For one thing, the politically charged atmosphere that Perdue references means no comment will be left unturned — especially as the gubernatorial election season heats up. Predictably, her political opponents were on it like stink on road kill. “It’s one thing for Governor Perdue to suggest that we should suspend congressional elections as a very odd approach to getting the economy moving,” said former Charlotte Mayor Pat McCrory, a likely Republican candidate for governor. “It’s an entirely different thing for the governor to get her staff to cover up her blatant mistake by saying she was just joking.” As a veteran politician in the digital era, Perdue should know that sound bites trump context, and after-the-fact explanations simply feed the next news cycle. This one even went national, including coverage by Fox News and The Hill.
The more serious pitfall in her comments, joking or not, is the idea that politicians are so hopelessly driven by the desire to remain in office, they’re incapable of acting from any impulse other than pure political self-interest and must be protected from their own short-sighted motivations. That’s blaming the process, rather than the people making the decisions — or failing to make them, as the case may be. Surely Perdue wouldn’t describe her own motivations that way.
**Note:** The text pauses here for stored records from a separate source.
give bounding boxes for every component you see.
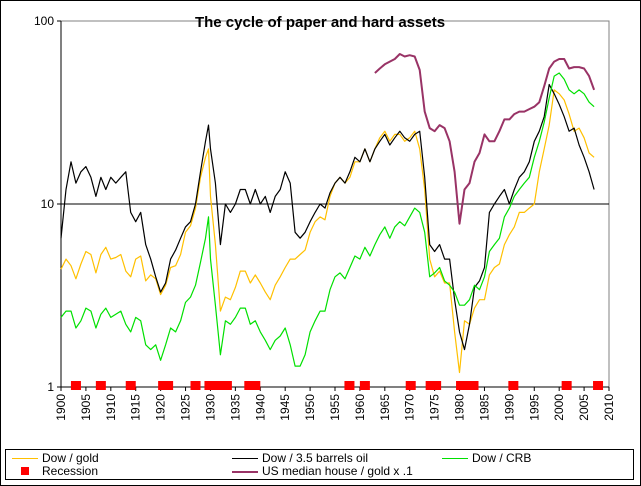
- legend-label-dow-oil: Dow / 3.5 barrels oil: [262, 451, 369, 465]
- recession-marker: [405, 381, 416, 390]
- series-line-dow-crb: [60, 72, 595, 367]
- legend-label-house-gold: US median house / gold x .1: [262, 464, 413, 478]
- x-tick-label: 1995: [527, 394, 541, 421]
- x-tick-label: 1975: [428, 394, 442, 421]
- legend: Dow / gold Recession Dow / 3.5 barrels o…: [5, 449, 634, 480]
- x-tick-label: 1920: [154, 394, 168, 421]
- x-tick-label: 1985: [477, 394, 491, 421]
- x-tick-label: 1950: [303, 394, 317, 421]
- recession-marker: [221, 381, 232, 390]
- recession-marker: [250, 381, 261, 390]
- axes: 1 10 100 1900 1905 1910 1915 1920 1925 1930 1935 19…: [34, 14, 616, 421]
- x-tick-label: 1925: [179, 394, 193, 421]
- legend-label-recession: Recession: [42, 464, 99, 478]
- recession-marker: [70, 381, 81, 390]
- recession-markers: [70, 381, 604, 390]
- recession-marker: [359, 381, 370, 390]
- recession-marker: [204, 381, 215, 390]
- recession-marker: [125, 381, 136, 390]
- x-tick-label: 1970: [403, 394, 417, 421]
- recession-marker: [163, 381, 174, 390]
- plot-area: [60, 20, 610, 388]
- recession-marker: [95, 381, 106, 390]
- x-tick-label: 1990: [502, 394, 516, 421]
- recession-marker: [593, 381, 604, 390]
- legend-label-dow-crb: Dow / CRB: [472, 451, 532, 465]
- y-tick-label: 100: [34, 14, 54, 28]
- series-lines: [60, 53, 596, 374]
- legend-swatch-dow-oil: [232, 458, 258, 459]
- recession-marker: [468, 381, 479, 390]
- recession-marker: [456, 381, 467, 390]
- x-tick-label: 1900: [54, 394, 68, 421]
- x-tick-label: 2010: [602, 394, 616, 421]
- recession-marker: [561, 381, 572, 390]
- legend-swatch-dow-crb: [442, 458, 468, 459]
- x-tick-label: 1910: [104, 394, 118, 421]
- x-tick-label: 1980: [453, 394, 467, 421]
- legend-swatch-house-gold: [232, 471, 258, 473]
- series-line-dow-3-5-barrels-oil: [60, 83, 595, 351]
- recession-marker: [216, 381, 227, 390]
- recession-marker: [508, 381, 519, 390]
- x-tick-label: 1935: [228, 394, 242, 421]
- chart: 1 10 100 1900 1905 1910 1915 1920 1925 1930 1935 19…: [34, 14, 616, 421]
- recession-marker: [344, 381, 355, 390]
- x-tick-label: 1930: [203, 394, 217, 421]
- x-tick-label: 1940: [253, 394, 267, 421]
- x-tick-label: 1945: [278, 394, 292, 421]
- x-tick-label: 2005: [577, 394, 591, 421]
- recession-marker: [244, 381, 255, 390]
- x-tick-label: 1955: [328, 394, 342, 421]
- legend-label-dow-gold: Dow / gold: [42, 451, 99, 465]
- recession-marker: [190, 381, 201, 390]
- x-tick-label: 1960: [353, 394, 367, 421]
- chart-title: The cycle of paper and hard assets: [195, 14, 445, 31]
- series-line-dow-gold: [60, 89, 595, 374]
- recession-marker: [210, 381, 221, 390]
- recession-marker: [425, 381, 436, 390]
- recession-marker: [431, 381, 442, 390]
- series-line-us-median-house-gold-x-1: [374, 53, 596, 225]
- x-tick-label: 1905: [79, 394, 93, 421]
- legend-swatch-dow-gold: [12, 458, 38, 459]
- x-tick-label: 1965: [378, 394, 392, 421]
- y-tick-label: 10: [41, 197, 55, 211]
- x-tick-label: 1915: [129, 394, 143, 421]
- legend-swatch-recession: [21, 467, 29, 475]
- y-tick-label: 1: [47, 380, 54, 394]
- x-tick-label: 2000: [552, 394, 566, 421]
While the electoral process may labor under nonstop campaign cycles, “safe” districts and mountains of special-interest cash, political factionism has been with us from the beginning of the republic. That’s one reason the Founders established two-year terms for members of the U.S. House. It allows voters to make course corrections whenever they don’t like the way things are going. Ultimately, it’s a way to hold politicians accountable. If you think your representatives are part of the problem, rather than part of the solution, there’s a simple remedy: Rather than suspend elections, go to the polls and suspend feckless politicians.